Los datos técnicos figuran en el documento titulado “Estudio Económico de América Latina y el Caribe, 2026. Crecimiento y productividad en un contexto de alta informalidad: factores limitantes y desafíos para impulsar la formalización productiva en la región”. El reporte sitúa a la economía dominicana en una posición de ventaja competitiva, superando de forma holgada las proyecciones de crecimiento de economías de peso como México (1.3%) y naciones centroamericanas como El Salvador (3.9%).
El talón de Aquiles: Productividad frente a la informalidad
A pesar de las optimistas cifras de crecimiento, el organismo dependiente de la Organización de las Naciones Unidas (ONU) encendió las luces amarillas sobre un problema estructural que arrastra el mercado laboral dominicano: la alta informalidad.

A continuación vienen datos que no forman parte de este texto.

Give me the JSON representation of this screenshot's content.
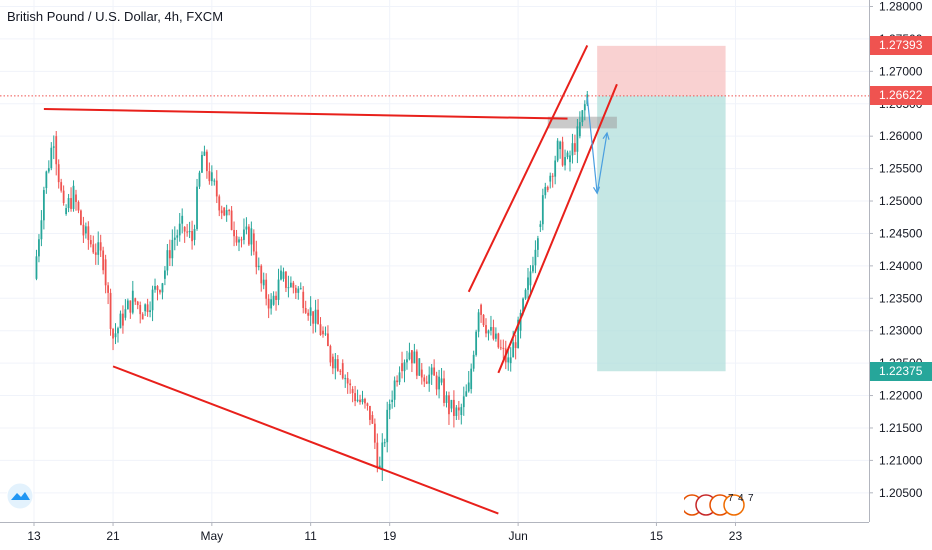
{
  "header": {
    "title": "British Pound / U.S. Dollar, 4h, FXCM"
  },
  "colors": {
    "up": "#26a69a",
    "down": "#ef5350",
    "trendline": "#e8201b",
    "target_zone": "#b2dfdb",
    "stop_zone": "#f8c6c6",
    "arrow": "#4a9fe0",
    "current_price": "#ef5350",
    "target_price": "#26a69a"
  },
  "price_labels": {
    "stop": "1.27393",
    "current": "1.26622",
    "target": "1.22375"
  },
  "icons": {
    "logo": "tradingview-cloud-icon",
    "events": "economic-events-flags-icon",
    "event_counts": [
      "7",
      "4",
      "7"
    ]
  },
  "chart_data": {
    "type": "candlestick",
    "timeframe": "4h",
    "y_axis": {
      "position": "right",
      "ylim": [
        1.2005,
        1.281
      ],
      "tick_labels": [
        "1.28000",
        "1.27500",
        "1.27000",
        "1.26500",
        "1.26000",
        "1.25500",
        "1.25000",
        "1.24500",
        "1.24000",
        "1.23500",
        "1.23000",
        "1.22500",
        "1.22000",
        "1.21500",
        "1.21000",
        "1.20500"
      ]
    },
    "x_axis": {
      "tick_labels": [
        "13",
        "21",
        "May",
        "11",
        "19",
        "Jun",
        "15",
        "23"
      ]
    },
    "close_path": [
      {
        "d": "Apr 13",
        "v": 1.238
      },
      {
        "d": "Apr 14",
        "v": 1.252
      },
      {
        "d": "Apr 15",
        "v": 1.26
      },
      {
        "d": "Apr 16",
        "v": 1.248
      },
      {
        "d": "Apr 17",
        "v": 1.251
      },
      {
        "d": "Apr 18",
        "v": 1.245
      },
      {
        "d": "Apr 20",
        "v": 1.241
      },
      {
        "d": "Apr 21",
        "v": 1.229
      },
      {
        "d": "Apr 22",
        "v": 1.232
      },
      {
        "d": "Apr 23",
        "v": 1.235
      },
      {
        "d": "Apr 24",
        "v": 1.233
      },
      {
        "d": "Apr 26",
        "v": 1.238
      },
      {
        "d": "Apr 27",
        "v": 1.244
      },
      {
        "d": "Apr 28",
        "v": 1.246
      },
      {
        "d": "Apr 29",
        "v": 1.244
      },
      {
        "d": "Apr 30",
        "v": 1.257
      },
      {
        "d": "May 1",
        "v": 1.253
      },
      {
        "d": "May 2",
        "v": 1.249
      },
      {
        "d": "May 4",
        "v": 1.244
      },
      {
        "d": "May 5",
        "v": 1.245
      },
      {
        "d": "May 6",
        "v": 1.237
      },
      {
        "d": "May 7",
        "v": 1.234
      },
      {
        "d": "May 8",
        "v": 1.238
      },
      {
        "d": "May 10",
        "v": 1.236
      },
      {
        "d": "May 11",
        "v": 1.233
      },
      {
        "d": "May 12",
        "v": 1.23
      },
      {
        "d": "May 13",
        "v": 1.226
      },
      {
        "d": "May 14",
        "v": 1.225
      },
      {
        "d": "May 15",
        "v": 1.221
      },
      {
        "d": "May 17",
        "v": 1.217
      },
      {
        "d": "May 18",
        "v": 1.2085
      },
      {
        "d": "May 19",
        "v": 1.219
      },
      {
        "d": "May 20",
        "v": 1.225
      },
      {
        "d": "May 21",
        "v": 1.227
      },
      {
        "d": "May 22",
        "v": 1.224
      },
      {
        "d": "May 24",
        "v": 1.222
      },
      {
        "d": "May 25",
        "v": 1.218
      },
      {
        "d": "May 26",
        "v": 1.217
      },
      {
        "d": "May 27",
        "v": 1.221
      },
      {
        "d": "May 28",
        "v": 1.234
      },
      {
        "d": "May 29",
        "v": 1.23
      },
      {
        "d": "May 31",
        "v": 1.225
      },
      {
        "d": "Jun 1",
        "v": 1.23
      },
      {
        "d": "Jun 2",
        "v": 1.237
      },
      {
        "d": "Jun 3",
        "v": 1.246
      },
      {
        "d": "Jun 4",
        "v": 1.253
      },
      {
        "d": "Jun 5",
        "v": 1.258
      },
      {
        "d": "Jun 6",
        "v": 1.256
      },
      {
        "d": "Jun 7",
        "v": 1.26
      },
      {
        "d": "Jun 8",
        "v": 1.2662
      }
    ],
    "drawings": {
      "resistance_line": [
        {
          "d": "Apr 14",
          "v": 1.2642
        },
        {
          "d": "Jun 6",
          "v": 1.2627
        }
      ],
      "support_line": [
        {
          "d": "Apr 21",
          "v": 1.2245
        },
        {
          "d": "May 30",
          "v": 1.2018
        }
      ],
      "channel_upper": [
        {
          "d": "May 27",
          "v": 1.236
        },
        {
          "d": "Jun 8",
          "v": 1.274
        }
      ],
      "channel_lower": [
        {
          "d": "May 30",
          "v": 1.2235
        },
        {
          "d": "Jun 11",
          "v": 1.268
        }
      ],
      "zone_box": {
        "from": "Jun 4",
        "to": "Jun 11",
        "top": 1.263,
        "bottom": 1.2612
      },
      "projection_arrows": [
        [
          {
            "d": "Jun 8",
            "v": 1.266
          },
          {
            "d": "Jun 9",
            "v": 1.2512
          }
        ],
        [
          {
            "d": "Jun 9",
            "v": 1.2512
          },
          {
            "d": "Jun 10",
            "v": 1.2605
          }
        ]
      ],
      "position": {
        "from": "Jun 9",
        "to": "Jun 22",
        "entry": 1.26622,
        "stop": 1.27393,
        "target": 1.22375
      }
    }
  }
}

La CEPAL enfatiza que la baja productividad en el sector informal actúa como un factor limitante que frena el potencial de desarrollo a largo plazo. Las políticas del Gobierno, ejecutadas a través del Ministerio de Economía, Planificación y Desarrollo (MEPyD) y el Banco Central de la República Dominicana, enfrentan el riguroso desafío de diseñar incentivos fiscales y reformas normativas que impulsen la transición de miles de microempresarios y trabajadores independientes hacia el sector productivo formal.
Proyecciones en un contexto global retador
Este desempeño del 4% se produce en un entorno internacional complejo, marcado por las fuertes tensiones geopolíticas que impactan los precios del petróleo de Texas y las tasas de interés globales.
Los analistas locales coinciden en que la estabilidad macroeconómica del país, impulsada por la resiliencia del turismo, los flujos continuos de remesas y la inversión extranjera directa, han blindado la moneda nacional (el peso dominicano), permitiendo que el país mantenga este ritmo de crecimiento sostenido frente a la desaceleración generalizada que experimentan otras naciones del hemisferio.